Kelompok yang berasal dari Koto Jiwa mendirikan permukiman di sebelah mudik dusun Siulak Mukai atau disebut Siulak Mukai Mudik. Kelompok ini membentuk empat kelebu/suku/klan  yaitu: (1) kelbu Anak Batino Tuo menghuni Lahik Sko Lamo atau Lahik anak Batino Tuo dan Lahik Panjang, (2) Kelbu Anak Batino Dalam menghuni Lahik Kampung Dalam, Lahik Kiyai, Lahik Impik dan Lahik Ampung; (3) Kelbu anak Jantan menghuni Lahik Pandak dan Lahik Panjang. Kelbu ke-empat (4) disebut Kelbu Kotoberingin. Kelbu ini adalah bagian dari Kelbu Anak Jantan yang pindah ke permukiman lain bernama Kelbu Koto Beringin. Kelbu Koto Beringin ini membentuk Luhah dengan kelbu lain di Koto Beringin yang diberi nama Luhah Jagung Marajo Indah Sungai Langit Depati Marajo. Sementara itu, tiga kelbu yang masih tinggal di Siulak Mukai membentuk Luhah bernama Luhah Depati Intan. 

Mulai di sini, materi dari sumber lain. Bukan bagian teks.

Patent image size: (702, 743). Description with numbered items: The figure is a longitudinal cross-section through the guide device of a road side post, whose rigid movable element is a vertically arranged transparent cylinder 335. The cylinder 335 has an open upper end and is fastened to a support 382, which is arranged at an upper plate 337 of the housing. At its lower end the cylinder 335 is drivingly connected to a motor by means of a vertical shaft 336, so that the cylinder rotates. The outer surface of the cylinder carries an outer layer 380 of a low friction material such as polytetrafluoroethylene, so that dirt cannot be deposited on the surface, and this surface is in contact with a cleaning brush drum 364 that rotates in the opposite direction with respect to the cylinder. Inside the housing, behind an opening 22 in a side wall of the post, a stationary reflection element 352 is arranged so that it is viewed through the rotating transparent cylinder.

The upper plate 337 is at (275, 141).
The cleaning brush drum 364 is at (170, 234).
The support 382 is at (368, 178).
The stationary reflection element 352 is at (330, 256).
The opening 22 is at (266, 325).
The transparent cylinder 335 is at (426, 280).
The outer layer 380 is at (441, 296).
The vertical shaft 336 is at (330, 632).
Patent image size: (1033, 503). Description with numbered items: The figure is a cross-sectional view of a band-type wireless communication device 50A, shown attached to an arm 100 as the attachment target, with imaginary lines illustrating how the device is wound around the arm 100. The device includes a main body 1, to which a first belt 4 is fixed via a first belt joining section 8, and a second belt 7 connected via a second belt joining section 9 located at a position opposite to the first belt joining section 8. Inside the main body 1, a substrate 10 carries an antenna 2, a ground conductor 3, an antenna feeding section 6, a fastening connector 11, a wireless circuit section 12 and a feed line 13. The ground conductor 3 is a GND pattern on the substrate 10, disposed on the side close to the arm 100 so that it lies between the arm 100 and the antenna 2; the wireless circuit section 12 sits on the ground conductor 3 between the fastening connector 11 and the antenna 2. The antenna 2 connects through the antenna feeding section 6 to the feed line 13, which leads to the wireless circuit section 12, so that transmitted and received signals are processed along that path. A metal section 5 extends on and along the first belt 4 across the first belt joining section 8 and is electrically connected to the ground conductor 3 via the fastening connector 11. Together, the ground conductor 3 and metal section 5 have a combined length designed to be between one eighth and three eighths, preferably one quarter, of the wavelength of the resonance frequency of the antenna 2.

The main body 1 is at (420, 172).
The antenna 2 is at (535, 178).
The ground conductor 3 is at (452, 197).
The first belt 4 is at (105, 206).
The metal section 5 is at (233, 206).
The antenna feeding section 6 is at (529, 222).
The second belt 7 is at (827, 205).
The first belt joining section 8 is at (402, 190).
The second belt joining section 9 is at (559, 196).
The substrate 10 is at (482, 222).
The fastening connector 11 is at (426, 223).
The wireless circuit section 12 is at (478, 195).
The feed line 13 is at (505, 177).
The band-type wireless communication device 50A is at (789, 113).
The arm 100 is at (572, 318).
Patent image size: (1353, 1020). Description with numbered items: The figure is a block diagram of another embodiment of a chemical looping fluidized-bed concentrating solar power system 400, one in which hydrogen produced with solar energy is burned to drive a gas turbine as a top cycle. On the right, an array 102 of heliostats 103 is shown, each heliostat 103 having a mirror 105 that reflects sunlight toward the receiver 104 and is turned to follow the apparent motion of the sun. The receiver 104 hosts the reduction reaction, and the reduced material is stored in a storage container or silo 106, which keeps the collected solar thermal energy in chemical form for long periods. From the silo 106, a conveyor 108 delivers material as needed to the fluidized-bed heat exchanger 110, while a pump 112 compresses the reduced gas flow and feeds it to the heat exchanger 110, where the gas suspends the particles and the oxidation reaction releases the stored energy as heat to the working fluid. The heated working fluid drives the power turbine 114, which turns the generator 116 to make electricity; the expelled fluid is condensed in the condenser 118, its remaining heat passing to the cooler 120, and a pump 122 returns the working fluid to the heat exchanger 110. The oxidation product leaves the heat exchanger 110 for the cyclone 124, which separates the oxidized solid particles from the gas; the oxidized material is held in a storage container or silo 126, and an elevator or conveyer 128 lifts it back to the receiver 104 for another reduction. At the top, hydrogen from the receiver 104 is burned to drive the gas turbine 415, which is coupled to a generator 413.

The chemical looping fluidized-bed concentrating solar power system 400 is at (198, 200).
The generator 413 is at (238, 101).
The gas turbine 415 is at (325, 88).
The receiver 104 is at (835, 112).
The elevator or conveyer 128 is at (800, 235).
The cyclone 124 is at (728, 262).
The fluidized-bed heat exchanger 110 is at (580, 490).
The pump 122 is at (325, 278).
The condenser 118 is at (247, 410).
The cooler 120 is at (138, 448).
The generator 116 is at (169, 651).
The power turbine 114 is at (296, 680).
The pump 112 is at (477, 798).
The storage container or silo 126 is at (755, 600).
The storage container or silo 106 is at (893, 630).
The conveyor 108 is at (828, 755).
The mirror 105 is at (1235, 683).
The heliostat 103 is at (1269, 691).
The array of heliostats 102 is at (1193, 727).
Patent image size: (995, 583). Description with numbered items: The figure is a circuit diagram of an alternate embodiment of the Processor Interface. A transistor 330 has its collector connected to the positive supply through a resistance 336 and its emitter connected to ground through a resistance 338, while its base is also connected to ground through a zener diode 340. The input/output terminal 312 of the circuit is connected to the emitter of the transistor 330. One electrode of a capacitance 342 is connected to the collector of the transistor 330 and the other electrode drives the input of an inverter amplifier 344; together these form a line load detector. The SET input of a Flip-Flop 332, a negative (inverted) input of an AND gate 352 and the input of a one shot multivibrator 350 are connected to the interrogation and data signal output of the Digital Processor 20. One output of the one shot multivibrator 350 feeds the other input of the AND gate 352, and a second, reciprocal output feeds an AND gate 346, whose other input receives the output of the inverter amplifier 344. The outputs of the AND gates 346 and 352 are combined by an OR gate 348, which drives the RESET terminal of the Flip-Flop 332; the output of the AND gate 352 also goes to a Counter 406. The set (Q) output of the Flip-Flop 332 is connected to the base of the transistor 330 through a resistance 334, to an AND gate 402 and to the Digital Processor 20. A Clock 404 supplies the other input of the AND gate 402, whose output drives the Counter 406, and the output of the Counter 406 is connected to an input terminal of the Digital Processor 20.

Kelompok yang berasal dari Ujung Tanjung Maro Ayir Mulih, menghuni kawasan sebelah hilir dari dusun Siulak Mukai. Mereka mulanya hanya terdiri dari satu kelbu yang disebut kelbu Mukai Hilir atau Kelbu Datuk. Namun setelah penduduk kelbu ini semakin banyak, kelbu ini berkembang menjadi tiga kelbu turunan yaitu Kelbu Datuk Dewo Nyato menghuni Lahik Inti, kelbu Datuk Agung Pangulu menghuni Lahik Sinar dan Kelbu Datuk Manti Ilang di Laman menghuni Lahik Pantai.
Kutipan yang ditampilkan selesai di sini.